これ系でピンとくるのは「ヨブ記」だろう。内容をざっくり説明すると、何も悪いことをしてねぇヨブくんが神々の遊びでめちゃんこ酷い目にあって信仰を試される話である。んで流石にヤバすぎる状況に陥ったヨブくんを指差し、友人たちは「何か罪を犯したからそうなってるんじゃないのか」と問い正すのだけど、その事に対して神が激怒すると。なんかそんな感じの話だ。最終的にヨブくんは幸せになるのだけども、この訓(おし)えというのはつまり「神は時に不条理も与える」が「信仰を失ってはいけない」という事なんだろうと思われる。ちなみに件の記をして「義人の苦悩」という呼び方をすることもあるとの事。つまりあっちの神はいたずらに「人を試す」のだ。お釈迦様とは偉い違いである。もっとみんなシャカラッシュ打ったほうがいい。

とにかく、「不条理なことがあったとき」、少なくともキリスト教圏の人々はそれを飲み込み、不条理を不条理のまま受け入れて悼む、というのがある。お前に原因があるんじゃいとは言わないんだろう。まあ言う人もいるんだろうけど、割合的にはたぶん、日本人より少ないと思われる。
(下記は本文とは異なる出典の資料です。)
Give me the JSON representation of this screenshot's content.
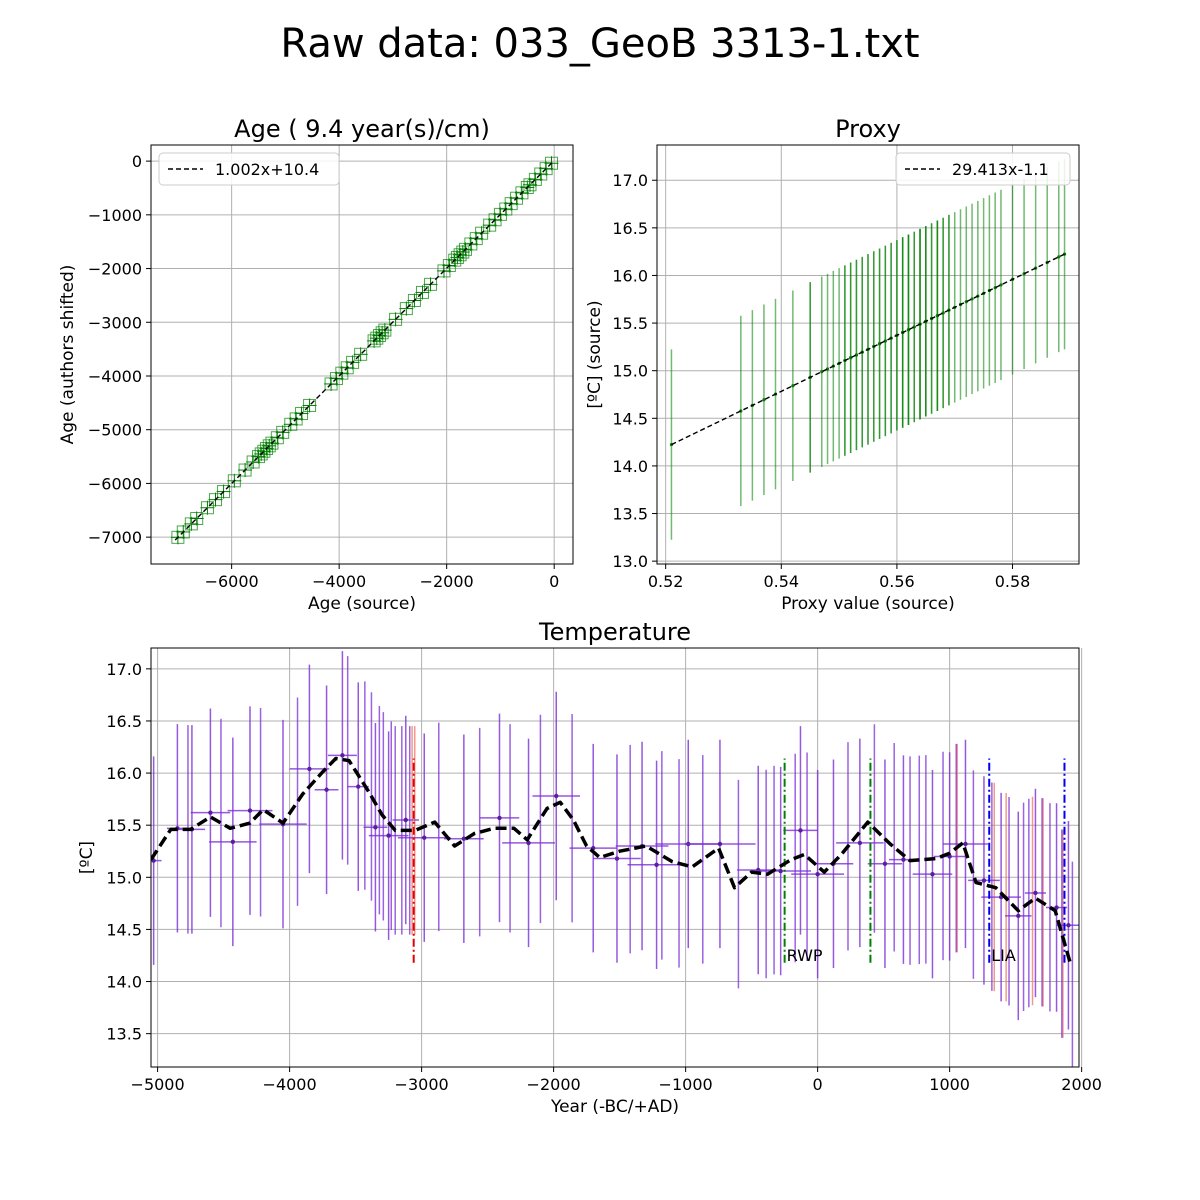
{
  "figure": {
    "suptitle": "Raw data: 033_GeoB 3313-1.txt"
  },
  "colors": {
    "green": "#008000",
    "black": "#000000",
    "purple": "#7b2fd8",
    "salmon": "#f08070",
    "red": "#e00000",
    "blue": "#0000ee",
    "grid": "#b0b0b0"
  },
  "chart_data": [
    {
      "id": "age",
      "type": "scatter",
      "title": "Age ( 9.4 year(s)/cm)",
      "xlabel": "Age (source)",
      "ylabel": "Age (authors shifted)",
      "xlim": [
        -7500,
        350
      ],
      "ylim": [
        -7500,
        300
      ],
      "xticks": [
        -6000,
        -4000,
        -2000,
        0
      ],
      "yticks": [
        -7000,
        -6000,
        -5000,
        -4000,
        -3000,
        -2000,
        -1000,
        0
      ],
      "tick_labels_x": [
        "−6000",
        "−4000",
        "−2000",
        "0"
      ],
      "tick_labels_y": [
        "−7000",
        "−6000",
        "−5000",
        "−4000",
        "−3000",
        "−2000",
        "−1000",
        "0"
      ],
      "legend": {
        "label": "1.002x+10.4",
        "position": "upper-left"
      },
      "fit": {
        "slope": 1.002,
        "intercept": 10.4,
        "xrange": [
          -7050,
          -20
        ]
      },
      "points": [
        -7000,
        -6900,
        -6750,
        -6650,
        -6450,
        -6300,
        -6150,
        -5950,
        -5750,
        -5600,
        -5500,
        -5450,
        -5400,
        -5350,
        -5300,
        -5250,
        -5150,
        -5050,
        -4900,
        -4800,
        -4700,
        -4550,
        -4150,
        -4050,
        -3950,
        -3850,
        -3750,
        -3600,
        -3350,
        -3300,
        -3250,
        -3200,
        -3150,
        -2950,
        -2750,
        -2600,
        -2450,
        -2300,
        -2050,
        -1950,
        -1850,
        -1800,
        -1750,
        -1700,
        -1650,
        -1550,
        -1450,
        -1350,
        -1200,
        -1100,
        -1000,
        -900,
        -800,
        -700,
        -600,
        -500,
        -450,
        -350,
        -250,
        -150,
        -50
      ]
    },
    {
      "id": "proxy",
      "type": "scatter",
      "title": "Proxy",
      "xlabel": "Proxy value (source)",
      "ylabel": "[ºC] (source)",
      "xlim": [
        0.5185,
        0.5915
      ],
      "ylim": [
        12.97,
        17.37
      ],
      "xticks": [
        0.52,
        0.54,
        0.56,
        0.58
      ],
      "yticks": [
        13.0,
        13.5,
        14.0,
        14.5,
        15.0,
        15.5,
        16.0,
        16.5,
        17.0
      ],
      "tick_labels_x": [
        "0.52",
        "0.54",
        "0.56",
        "0.58"
      ],
      "tick_labels_y": [
        "13.0",
        "13.5",
        "14.0",
        "14.5",
        "15.0",
        "15.5",
        "16.0",
        "16.5",
        "17.0"
      ],
      "legend": {
        "label": "29.413x-1.1",
        "position": "upper-right"
      },
      "fit": {
        "slope": 29.413,
        "intercept": -1.1,
        "xrange": [
          0.521,
          0.589
        ]
      },
      "error_bar": 1.0,
      "points": [
        0.521,
        0.533,
        0.535,
        0.537,
        0.539,
        0.542,
        0.545,
        0.545,
        0.547,
        0.548,
        0.549,
        0.55,
        0.551,
        0.551,
        0.552,
        0.552,
        0.553,
        0.553,
        0.554,
        0.554,
        0.555,
        0.555,
        0.556,
        0.556,
        0.557,
        0.557,
        0.558,
        0.558,
        0.559,
        0.559,
        0.56,
        0.56,
        0.561,
        0.561,
        0.561,
        0.562,
        0.562,
        0.562,
        0.563,
        0.563,
        0.564,
        0.564,
        0.564,
        0.565,
        0.565,
        0.565,
        0.566,
        0.566,
        0.567,
        0.567,
        0.567,
        0.568,
        0.568,
        0.569,
        0.569,
        0.57,
        0.571,
        0.572,
        0.573,
        0.574,
        0.575,
        0.576,
        0.577,
        0.578,
        0.58,
        0.582,
        0.584,
        0.586,
        0.588,
        0.589
      ]
    },
    {
      "id": "temperature",
      "type": "line",
      "title": "Temperature",
      "xlabel": "Year (-BC/+AD)",
      "ylabel": "[ºC]",
      "xlim": [
        -5050,
        1980
      ],
      "ylim": [
        13.18,
        17.2
      ],
      "xticks": [
        -5000,
        -4000,
        -3000,
        -2000,
        -1000,
        0,
        1000,
        2000
      ],
      "yticks": [
        13.5,
        14.0,
        14.5,
        15.0,
        15.5,
        16.0,
        16.5,
        17.0
      ],
      "tick_labels_x": [
        "−5000",
        "−4000",
        "−3000",
        "−2000",
        "−1000",
        "0",
        "1000",
        "2000"
      ],
      "tick_labels_y": [
        "13.5",
        "14.0",
        "14.5",
        "15.0",
        "15.5",
        "16.0",
        "16.5",
        "17.0"
      ],
      "error_bar": 1.0,
      "smooth": [
        [
          -5050,
          15.17
        ],
        [
          -4900,
          15.46
        ],
        [
          -4750,
          15.46
        ],
        [
          -4600,
          15.58
        ],
        [
          -4450,
          15.47
        ],
        [
          -4300,
          15.52
        ],
        [
          -4200,
          15.65
        ],
        [
          -4050,
          15.52
        ],
        [
          -3900,
          15.8
        ],
        [
          -3750,
          16.01
        ],
        [
          -3650,
          16.14
        ],
        [
          -3550,
          16.12
        ],
        [
          -3400,
          15.82
        ],
        [
          -3300,
          15.6
        ],
        [
          -3200,
          15.45
        ],
        [
          -3050,
          15.45
        ],
        [
          -2900,
          15.53
        ],
        [
          -2750,
          15.3
        ],
        [
          -2600,
          15.42
        ],
        [
          -2450,
          15.47
        ],
        [
          -2300,
          15.47
        ],
        [
          -2200,
          15.36
        ],
        [
          -2050,
          15.66
        ],
        [
          -1950,
          15.72
        ],
        [
          -1850,
          15.55
        ],
        [
          -1750,
          15.3
        ],
        [
          -1650,
          15.19
        ],
        [
          -1500,
          15.25
        ],
        [
          -1300,
          15.3
        ],
        [
          -1100,
          15.15
        ],
        [
          -950,
          15.1
        ],
        [
          -750,
          15.28
        ],
        [
          -630,
          14.9
        ],
        [
          -500,
          15.05
        ],
        [
          -380,
          15.03
        ],
        [
          -200,
          15.17
        ],
        [
          -100,
          15.22
        ],
        [
          50,
          15.05
        ],
        [
          180,
          15.22
        ],
        [
          380,
          15.53
        ],
        [
          550,
          15.32
        ],
        [
          700,
          15.16
        ],
        [
          900,
          15.18
        ],
        [
          1000,
          15.23
        ],
        [
          1100,
          15.33
        ],
        [
          1200,
          14.95
        ],
        [
          1350,
          14.9
        ],
        [
          1520,
          14.68
        ],
        [
          1650,
          14.8
        ],
        [
          1800,
          14.68
        ],
        [
          1920,
          14.15
        ]
      ],
      "points": [
        [
          -5030,
          15.16,
          60,
          1.0
        ],
        [
          -4850,
          15.47,
          80,
          1.0
        ],
        [
          -4740,
          15.46,
          100,
          1.0
        ],
        [
          -4600,
          15.62,
          150,
          1.0
        ],
        [
          -4430,
          15.34,
          180,
          1.0
        ],
        [
          -4300,
          15.64,
          170,
          1.0
        ],
        [
          -4050,
          15.51,
          180,
          1.0
        ],
        [
          -3850,
          16.04,
          150,
          1.0
        ],
        [
          -3720,
          15.84,
          90,
          1.0
        ],
        [
          -3600,
          16.17,
          110,
          1.0
        ],
        [
          -3480,
          15.87,
          80,
          1.0
        ],
        [
          -3350,
          15.48,
          90,
          1.0
        ],
        [
          -3250,
          15.4,
          150,
          1.0
        ],
        [
          -3120,
          15.55,
          100,
          1.0
        ],
        [
          -2980,
          15.38,
          200,
          1.0
        ],
        [
          -2680,
          15.37,
          150,
          1.0
        ],
        [
          -2410,
          15.57,
          150,
          1.0
        ],
        [
          -2190,
          15.33,
          200,
          1.0
        ],
        [
          -1980,
          15.78,
          180,
          1.0
        ],
        [
          -1700,
          15.28,
          180,
          1.0
        ],
        [
          -1520,
          15.18,
          180,
          1.0
        ],
        [
          -1330,
          15.3,
          200,
          1.0
        ],
        [
          -1220,
          15.12,
          220,
          1.0
        ],
        [
          -980,
          15.32,
          250,
          1.0
        ],
        [
          -740,
          15.32,
          270,
          1.0
        ],
        [
          -450,
          15.07,
          160,
          1.0
        ],
        [
          -280,
          15.06,
          230,
          1.0
        ],
        [
          -130,
          15.45,
          130,
          1.0
        ],
        [
          0,
          15.03,
          200,
          1.0
        ],
        [
          120,
          15.13,
          150,
          1.0
        ],
        [
          320,
          15.33,
          180,
          1.0
        ],
        [
          510,
          15.13,
          130,
          1.0
        ],
        [
          650,
          15.17,
          110,
          1.0
        ],
        [
          870,
          15.03,
          150,
          1.0
        ],
        [
          1000,
          15.2,
          120,
          1.0
        ],
        [
          1120,
          15.32,
          170,
          1.0
        ],
        [
          1260,
          14.97,
          120,
          1.0
        ],
        [
          1390,
          14.81,
          150,
          1.0
        ],
        [
          1520,
          14.63,
          100,
          1.0
        ],
        [
          1650,
          14.85,
          80,
          1.0
        ],
        [
          1810,
          14.71,
          80,
          1.0
        ],
        [
          1900,
          14.54,
          90,
          1.0
        ]
      ],
      "extra_bars": [
        -4770,
        -4520,
        -4220,
        -3940,
        -3560,
        -3430,
        -3380,
        -3320,
        -3290,
        -3230,
        -3200,
        -3150,
        -3090,
        -2870,
        -2560,
        -2330,
        -2100,
        -1860,
        -1420,
        -1180,
        -1050,
        -870,
        -600,
        -390,
        -330,
        -170,
        -80,
        230,
        430,
        580,
        700,
        770,
        820,
        950,
        1050,
        1180,
        1320,
        1450,
        1560,
        1600,
        1700,
        1760,
        1850,
        1930
      ],
      "salmon_bars": [
        -3080,
        -3060,
        1050,
        1330,
        1420,
        1620,
        1700,
        1850
      ],
      "markers": [
        {
          "x": -3060,
          "label": "",
          "color": "red",
          "y0": 14.18,
          "y1": 16.14
        },
        {
          "x": -250,
          "label": "RWP",
          "color": "green",
          "y0": 14.18,
          "y1": 16.14
        },
        {
          "x": 400,
          "label": "",
          "color": "green",
          "y0": 14.18,
          "y1": 16.14
        },
        {
          "x": 1300,
          "label": "LIA",
          "color": "blue",
          "y0": 14.18,
          "y1": 16.14
        },
        {
          "x": 1870,
          "label": "",
          "color": "blue",
          "y0": 14.18,
          "y1": 16.14
        }
      ]
    }
  ]
}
これはどっちが上とか下とかじゃなく、根本的な「世界のかたちの捉え方」なので仕方ない。世界観の問題なのだ。被害者叩き、というのの正体は、つまりはこれである。

さてパチンコの話をしよう。

ふと思ったんだけど、最近この「公平世界仮説」というのとギャンブルというのが、実はめちゃくちゃ相性がいいんじゃねぇかと思っている。少なくとも稼働という意味ではすげープラスに作用してんじゃねぇかと、そういうふうに思ってるのである。

例えばパチンコで遊タイムの発動2ゲーム前にクソみたいな当たりを引いたとしよう。

これ「不条理な不幸」である。普通に考えれば「ああこういうものなのね」とそれを受け入れてもうパチ屋には一切関わらないと思う。が、我々はまた関わってしまう。なぜか。不条理を受け入れないからである。それを跳ね除け、これだけ不幸な目にあってるのなら「きっと次は勝つに違いない」と、概念上の公平世界のバランスを取ろうとするのである。自分は何も悪いことはしてない。お行儀よく打ってる。なのにこんな酷い目にあうのは間違っている。救われるに違いない。

この考え方はお年寄りに特に多い。いわゆるオカルトであるが、これがホールを支えているガソリンの一部になっているのは間違いないと思う。

パチンコが国民の娯楽として定着したのは、もしかしたら「公平世界」の考え方が我々の中に広く定着してるからかもしれないな、と、旭川のいじめ自殺のスレで母親叩いてるド阿呆たちを見ながらそう思った次第。